Have you ever been on a website that you find difficult to use? Below we’ve posted a list of the top twelve most common usability mistakes made in website design.
- Inconsistent design. Every page in a website should have the same basic look and layout. If a page looks different from the rest of the site, people will get confused, wondering if they mistakenly moved on to another site. If a page is laid out differently or the menu is different, people will get confused and have difficulty doing what they want to do.
- Flash sites. Creating a website entirely in Flash has never been a good idea, but now that tens of millions of people view sites with iPhones and iPads which don’t support Flash, it’s a ginormous mistake.
- Really long menus. The primary purpose of a navigation menu is to help people get to get to the information or functionality they want as quickly and effortlessly as possible. If there are more than 7 items in any menu (main or sub-menu), it becomes challenging for the visitor to find what they’re looking for. If a site contains hundreds of content items, it’s critically important to group content into categories and sub-categories in a way that will be intuitive to the visitor.
- More than one menu. Just as with really long menus, having more than one navigation menu makes a site confusing and hard for the visitor to find things. Just to be clear, I’m not referring slide-out or drop-down sub-menus. Those are usually very user-friendly. I’m talking about having a horizontal menu across the top and then another menu below it or in a sidebar. Consolidate!
- Bad site organization. Another navigation pitfall, is having pages/functionality under menu headings that don’t make sense to the visitor. Before a site is designed (or redesigned), take the time to do content mapping. Using post-it notes (with each page/function on its own note) on a whiteboard can make this easier and prevent leaving anything out.
- Insider language. Using insider language in the navigation menu, icon or other navigation graphics also makes it difficult for visitors to find the information or functionality they’re looking for. Churches are notorious for this with ministry names like “Fuel,” “Drive,” “Axis” and “Hearts on Fire.” Visitors have no idea what these terms are, so be sure to use them in combination with more descriptive terms like “Middle School (Fuel).” Churches are not alone, though, as schools, businesses and ministries also like to give sub-groups, events and locations nicknames.
- No menu/link to homepage. Make it easy for visitors to get back to your homepage. It’s become a common design convention to make the organization’s logo link back to the homepage. I highly recommend it. If for some reason a site doesn’t do that, it’s absolutely necessary to have a “Home” button or navigation menu item.
- Dead links. Pretty obvious usability problem, right?
- Violating linking conventions. People have come to associate underlined text with links. Putting links into text without underlining that text will cause people to overlook the links. Underlining text that does not link, will confuse and frustrate some people. Don’t make people think; just follow the convention.
- Requiring plugins. Any content that requires a plugin is going to be missed by some users who don’t have the plugin and don’t want to install it.
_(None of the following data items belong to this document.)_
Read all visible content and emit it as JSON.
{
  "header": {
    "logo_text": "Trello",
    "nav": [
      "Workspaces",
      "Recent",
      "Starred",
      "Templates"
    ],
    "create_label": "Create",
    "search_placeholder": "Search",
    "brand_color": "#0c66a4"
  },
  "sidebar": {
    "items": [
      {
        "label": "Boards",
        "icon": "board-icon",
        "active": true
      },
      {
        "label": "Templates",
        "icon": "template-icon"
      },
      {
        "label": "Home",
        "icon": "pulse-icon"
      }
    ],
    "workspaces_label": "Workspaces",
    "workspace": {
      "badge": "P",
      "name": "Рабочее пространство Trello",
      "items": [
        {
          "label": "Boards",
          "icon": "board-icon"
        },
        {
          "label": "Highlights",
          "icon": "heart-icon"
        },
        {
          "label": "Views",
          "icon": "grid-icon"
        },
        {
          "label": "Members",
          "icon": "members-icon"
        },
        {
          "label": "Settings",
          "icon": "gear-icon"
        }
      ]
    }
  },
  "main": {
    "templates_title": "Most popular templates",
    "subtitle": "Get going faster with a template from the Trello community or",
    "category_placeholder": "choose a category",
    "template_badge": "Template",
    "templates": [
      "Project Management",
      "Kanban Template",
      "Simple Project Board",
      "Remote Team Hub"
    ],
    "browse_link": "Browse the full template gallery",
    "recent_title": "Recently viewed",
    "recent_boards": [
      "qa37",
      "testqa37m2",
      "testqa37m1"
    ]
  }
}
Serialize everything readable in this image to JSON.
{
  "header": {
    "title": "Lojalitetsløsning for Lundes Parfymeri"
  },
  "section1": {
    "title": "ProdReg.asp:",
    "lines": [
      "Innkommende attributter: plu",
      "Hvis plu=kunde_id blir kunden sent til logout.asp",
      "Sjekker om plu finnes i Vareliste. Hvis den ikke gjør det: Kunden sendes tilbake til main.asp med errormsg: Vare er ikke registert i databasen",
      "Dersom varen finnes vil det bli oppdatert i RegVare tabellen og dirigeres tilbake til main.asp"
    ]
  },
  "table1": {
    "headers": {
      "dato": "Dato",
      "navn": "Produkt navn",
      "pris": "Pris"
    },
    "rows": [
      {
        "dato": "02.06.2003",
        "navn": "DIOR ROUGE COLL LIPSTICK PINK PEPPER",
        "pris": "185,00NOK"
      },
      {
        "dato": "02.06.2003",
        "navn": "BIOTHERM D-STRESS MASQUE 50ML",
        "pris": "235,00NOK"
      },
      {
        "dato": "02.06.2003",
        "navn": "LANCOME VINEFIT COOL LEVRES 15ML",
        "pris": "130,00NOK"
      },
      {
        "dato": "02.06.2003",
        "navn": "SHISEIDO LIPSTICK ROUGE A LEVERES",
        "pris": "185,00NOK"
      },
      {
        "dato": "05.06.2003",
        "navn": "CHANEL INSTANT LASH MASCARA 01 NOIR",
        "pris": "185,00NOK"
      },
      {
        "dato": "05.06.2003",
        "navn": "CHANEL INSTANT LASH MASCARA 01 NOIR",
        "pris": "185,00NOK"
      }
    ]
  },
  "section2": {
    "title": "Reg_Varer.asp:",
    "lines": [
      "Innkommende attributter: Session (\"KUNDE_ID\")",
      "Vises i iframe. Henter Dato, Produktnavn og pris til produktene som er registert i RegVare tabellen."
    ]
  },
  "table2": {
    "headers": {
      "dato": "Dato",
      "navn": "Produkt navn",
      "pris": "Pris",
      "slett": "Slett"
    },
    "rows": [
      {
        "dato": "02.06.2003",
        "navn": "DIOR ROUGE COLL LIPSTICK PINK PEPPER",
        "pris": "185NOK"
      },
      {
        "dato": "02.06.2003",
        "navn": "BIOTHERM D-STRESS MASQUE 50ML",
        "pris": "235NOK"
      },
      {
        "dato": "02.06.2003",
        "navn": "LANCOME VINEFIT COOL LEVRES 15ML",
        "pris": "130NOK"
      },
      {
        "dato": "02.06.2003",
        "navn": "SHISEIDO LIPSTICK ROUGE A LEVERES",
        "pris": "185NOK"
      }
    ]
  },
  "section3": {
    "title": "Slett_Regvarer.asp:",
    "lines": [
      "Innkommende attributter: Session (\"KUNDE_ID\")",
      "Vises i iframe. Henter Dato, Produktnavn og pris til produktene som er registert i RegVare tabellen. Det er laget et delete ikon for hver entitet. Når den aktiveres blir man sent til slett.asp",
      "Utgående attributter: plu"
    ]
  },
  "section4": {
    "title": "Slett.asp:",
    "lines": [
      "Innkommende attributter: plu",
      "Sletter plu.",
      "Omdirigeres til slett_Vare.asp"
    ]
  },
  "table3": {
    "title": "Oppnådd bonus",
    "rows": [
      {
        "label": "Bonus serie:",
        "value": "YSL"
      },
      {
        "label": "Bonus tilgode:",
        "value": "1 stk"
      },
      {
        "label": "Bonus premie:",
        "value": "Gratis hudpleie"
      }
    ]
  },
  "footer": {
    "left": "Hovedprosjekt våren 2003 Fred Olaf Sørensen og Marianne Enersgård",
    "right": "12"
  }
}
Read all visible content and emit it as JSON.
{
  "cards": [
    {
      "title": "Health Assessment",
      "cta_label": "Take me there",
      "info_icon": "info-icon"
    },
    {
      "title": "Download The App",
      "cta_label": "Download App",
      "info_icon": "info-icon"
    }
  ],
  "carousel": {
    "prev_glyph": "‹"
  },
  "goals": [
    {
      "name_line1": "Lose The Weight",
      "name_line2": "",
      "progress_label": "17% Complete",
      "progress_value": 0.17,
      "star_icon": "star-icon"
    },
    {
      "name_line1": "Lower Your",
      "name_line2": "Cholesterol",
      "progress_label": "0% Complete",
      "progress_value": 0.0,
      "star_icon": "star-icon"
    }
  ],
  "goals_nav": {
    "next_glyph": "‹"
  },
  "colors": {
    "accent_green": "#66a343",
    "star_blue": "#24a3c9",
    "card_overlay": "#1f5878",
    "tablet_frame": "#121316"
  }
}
- Hidden contact info. Don’t make it difficult for people to get in touch with you and ask you questions. Address, phone number and either an email address or link to a contact form should be on every page of every website.
- Broken functionality. Another pretty obvious one here, but forms that don’t submit, videos that don’t play and shopping carts with error messages give a poor user experience. Be sure to test these things to death, and in multiple browsers (Internet Explorer, Firefox, Chrome and Safari at the very least).